Deutlicher auf die Stadtbeschreibung nach dem Apokalypsetext, der in Latin 688 zusammen mit dem Berengaudus-Kommentar wiedergegeben ist, bezieht sich das folgende Blatt 45r. Johannes und der Engel sind auf der linken Seite positioniert, wobei sich Johannes auf einen Stab stützt – ob es sich um einen Pilgerstab, den Maßstab zur Vermessung der Stadt oder noch um etwas ganz anderes handelt, bleibt unklar. Rechts schiebt sich das Neue Jerusalem zwischen das aufgepeitschte Meer unten und die schwarzen Wolken oben. Deutlich zu erkennen sind an jeder Seite drei Tore, die als einfache Rundbögen gezeichnet sind und auf einem schmalen, braunen Rahmen stehen. Nur das jeweils mittige Tor ist in rot farblich hervorgehoben.
Auch hier ist die Darstellung der Stadtmitte ungewöhnlich und ohne Beispiel.
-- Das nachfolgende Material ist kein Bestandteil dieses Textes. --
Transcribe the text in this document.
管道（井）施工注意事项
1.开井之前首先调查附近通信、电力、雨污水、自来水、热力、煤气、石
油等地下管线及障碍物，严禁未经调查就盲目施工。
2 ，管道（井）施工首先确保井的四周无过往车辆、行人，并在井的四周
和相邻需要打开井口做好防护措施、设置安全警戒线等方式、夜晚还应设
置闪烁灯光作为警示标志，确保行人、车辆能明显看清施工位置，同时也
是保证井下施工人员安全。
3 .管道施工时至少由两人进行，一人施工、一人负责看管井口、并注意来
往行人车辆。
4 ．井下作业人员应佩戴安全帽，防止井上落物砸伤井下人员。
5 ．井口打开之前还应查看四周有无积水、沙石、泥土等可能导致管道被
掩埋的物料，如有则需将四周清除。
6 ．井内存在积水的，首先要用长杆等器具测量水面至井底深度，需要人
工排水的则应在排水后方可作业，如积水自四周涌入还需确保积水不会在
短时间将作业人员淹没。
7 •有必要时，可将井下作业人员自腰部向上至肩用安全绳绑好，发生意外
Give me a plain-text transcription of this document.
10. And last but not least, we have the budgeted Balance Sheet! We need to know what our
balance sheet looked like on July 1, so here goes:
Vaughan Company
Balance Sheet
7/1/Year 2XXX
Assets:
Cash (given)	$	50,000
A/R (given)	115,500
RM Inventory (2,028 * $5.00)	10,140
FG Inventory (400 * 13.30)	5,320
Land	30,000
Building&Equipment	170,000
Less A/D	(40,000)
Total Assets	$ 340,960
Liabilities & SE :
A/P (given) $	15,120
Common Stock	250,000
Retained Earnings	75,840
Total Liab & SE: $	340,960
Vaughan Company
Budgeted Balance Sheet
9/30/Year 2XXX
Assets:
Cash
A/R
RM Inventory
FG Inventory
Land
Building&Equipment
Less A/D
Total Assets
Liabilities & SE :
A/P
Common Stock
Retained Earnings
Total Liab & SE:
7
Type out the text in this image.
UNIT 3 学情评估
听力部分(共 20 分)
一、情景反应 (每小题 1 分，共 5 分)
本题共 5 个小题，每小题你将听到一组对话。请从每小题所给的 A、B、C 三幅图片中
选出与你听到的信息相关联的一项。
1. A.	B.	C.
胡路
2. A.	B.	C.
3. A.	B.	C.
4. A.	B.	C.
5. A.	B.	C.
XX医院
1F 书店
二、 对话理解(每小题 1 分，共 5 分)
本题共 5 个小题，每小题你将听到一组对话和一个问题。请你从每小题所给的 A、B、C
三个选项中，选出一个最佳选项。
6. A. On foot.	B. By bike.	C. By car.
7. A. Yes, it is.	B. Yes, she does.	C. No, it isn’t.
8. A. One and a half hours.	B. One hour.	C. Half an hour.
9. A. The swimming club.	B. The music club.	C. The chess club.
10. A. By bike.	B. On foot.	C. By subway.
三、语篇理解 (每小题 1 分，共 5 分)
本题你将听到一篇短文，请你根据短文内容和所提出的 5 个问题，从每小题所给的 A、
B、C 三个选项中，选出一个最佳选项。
Offensichtlich war sich der Miniaturist unsicher, was man dort zeigen sollte oder könnte. Es folgt also nach Innen ein weiterer, breiterer Rahmen, der zur Innenseite hin mit weißen Rechtecken geziert ist. Da die Breite kürzer als die Länge ist, befinden sich an der Breitseite nur vier, an den anderen zwei Seiten sechs solcher Rechtecke. Von jeder Seite geht ein Dreieck aus, zwei gleichseitig, zwei gleichschenklig. Die Diagonalen dieser Dreiecke ziehen sich weiter bis an die Eckpunkte der Stadt. Die Flächen von zwei dieser Dreiecke sind mit einem Muster versehen, das an Dachschindeln erinnert. Offensichtlich versuchte der Künstler die Stadt von oben zu zeigen, in ähnlicher Weise wie bei manchen Beatus-Apokalypsen, so dass hier vielleicht ein Dach von oben gezeigt sein könnte?
688. Berengaudus, Expositio in septem visiones Apocalypsis, in: Philippe Lauer (Hrsg.): Catalogue général des manuscrits Latins, 1, Paris 1939, S. 240-241.
Émile Mâle: The gothic image. Religious art in France of the Thirteenth Century, New York 1958.